The Sky Room on 15 was empty of all but a few women chatting over coffee and cakes. He was able to get a seat by a window. He ordered from the а la carte side of the menu and finished his meal with espresso and baklava. He handed the waitress his credit card and tipped her fifty cents.

Dawdling over his second cup of coffee, he began Vanity Fair. Rather to his surprise, he found himself enjoying it. The waitress returned with his card and a receipt for the meal.

Since the Sky Room was on the top floor of Underwood's there was only one escalator to take now—Descending. Riding down, he continued to read Vanity Fair.

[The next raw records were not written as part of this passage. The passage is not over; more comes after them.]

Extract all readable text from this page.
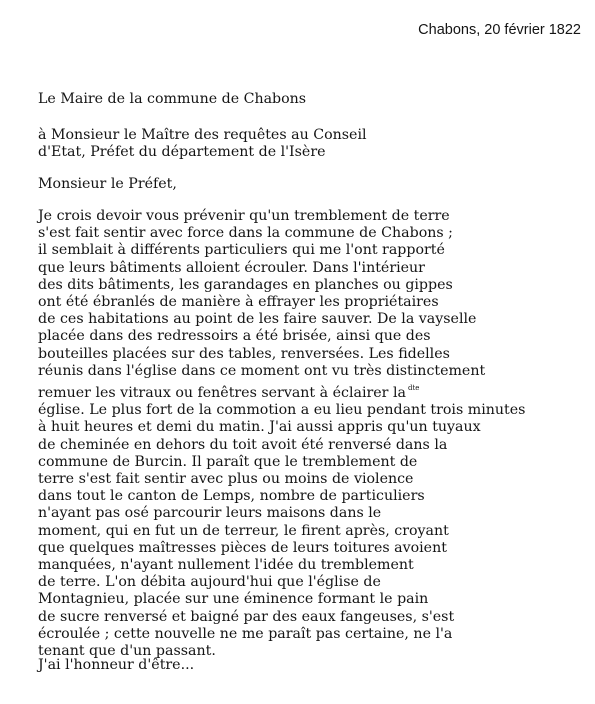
Chabons, 20 février 1822
Le Maire de la commune de Chabons
à Monsieur le Maître des requêtes au Conseil
d'Etat, Préfet du département de l'Isère
Monsieur le Préfet,
Je crois devoir vous prévenir qu'un tremblement de terre
s'est fait sentir avec force dans la commune de Chabons ;
il semblait à différents particuliers qui me l'ont rapporté
que leurs bâtiments alloient écrouler. Dans l'intérieur
des dits bâtiments, les garandages en planches ou gippes
ont été ébranlés de manière à effrayer les propriétaires
de ces habitations au point de les faire sauver. De la vayselle
placée dans des redressoirs a été brisée, ainsi que des
bouteilles placées sur des tables, renversées. Les fidelles
réunis dans l'église dans ce moment ont vu très distinctement
remuer les vitraux ou fenêtres servant à éclairer la $^{dte}$
église. Le plus fort de la commotion a eu lieu pendant trois minutes
à huit heures et demi du matin. J'ai aussi appris qu'un tuyaux
de cheminée en dehors du toit avoit été renversé dans la
commune de Burcin. Il paraît que le tremblement de
terre s'est fait sentir avec plus ou moins de violence
dans tout le canton de Lemps, nombre de particuliers
n'ayant pas osé parcourir leurs maisons dans le
moment, qui en fut un de terreur, le firent après, croyant
que quelques maîtresses pièces de leurs toitures avoient
manquées, n'ayant nullement l'idée du tremblement
de terre. L'on débita aujourd'hui que l'église de
Montagnieu, placée sur une éminence formant le pain
de sucre renversé et baigné par des eaux fangeuses, s'est
écroulée ; cette nouvelle ne me paraît pas certaine, ne l'a
tenant que d'un passant.
J'ai l'honneur d'être...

He could read anywhere—in restaurants, on subways, even walking down the street. At each landing he made his way from the foot of one escalator to the head of the next without lifting his eyes from the book. When he came to the Bargain Basement, he would be only a few steps from the subway turnstile.

He was halfway through Chapter VI (on page 55, to be exact) when he began to feel something amiss.

—How long does this damn thing take to reach the basement?

He stopped at the next landing, but there was no sign to indicate on what floor he was, nor any door by which he might re-enter the store. Deducing from this that he was between floors, he took the escalator down one more flight, only to find the same perplexing absence of landmarks.

There was, however, a water fountain, and he stooped to take a drink.

—I must have gone to a sub-basement. But this was not too likely after all. Escalators were seldom provided for janitors and stockboys.

He waited on the landing watching the steps of the escalators slowly descend toward him and, at the end of their journey, telescope in upon themselves and disappear. He waited a long while, and no one else came down the moving steps.

—Perhaps the store had closed. Having no wristwatch and having rather lost track of the time, he had no way of knowing. At last, he reasoned that he had become so engrossed in the Thackeray novel that he had simply stopped on one of the upper landings—say, on 8—to finish a chapter and had read on to page 55 without realizing that he was making no progress on the escalators.

When he read, he could forget everything else.

He must, therefore, still be somewhere above the main floor. The absence of exits, though disconcerting, could be explained by some quirk in the floor plan. The absence of signs was merely a carelessness on the part of the management.




· · · · ·


He tucked Vanity Fair into his shopping bag and stepped onto the grilled lip of the down-going escalator—not, it must be admitted, without a certain degree of reluctance. At each landing, he marked his progress by a number spoken aloud. By eight he was uneasy; by fifteen he was desperate.
It was, of course, possible that he had to descend two flights of stairs for every floor of the department store. With this possibility in mind, he counted off fifteen more landings.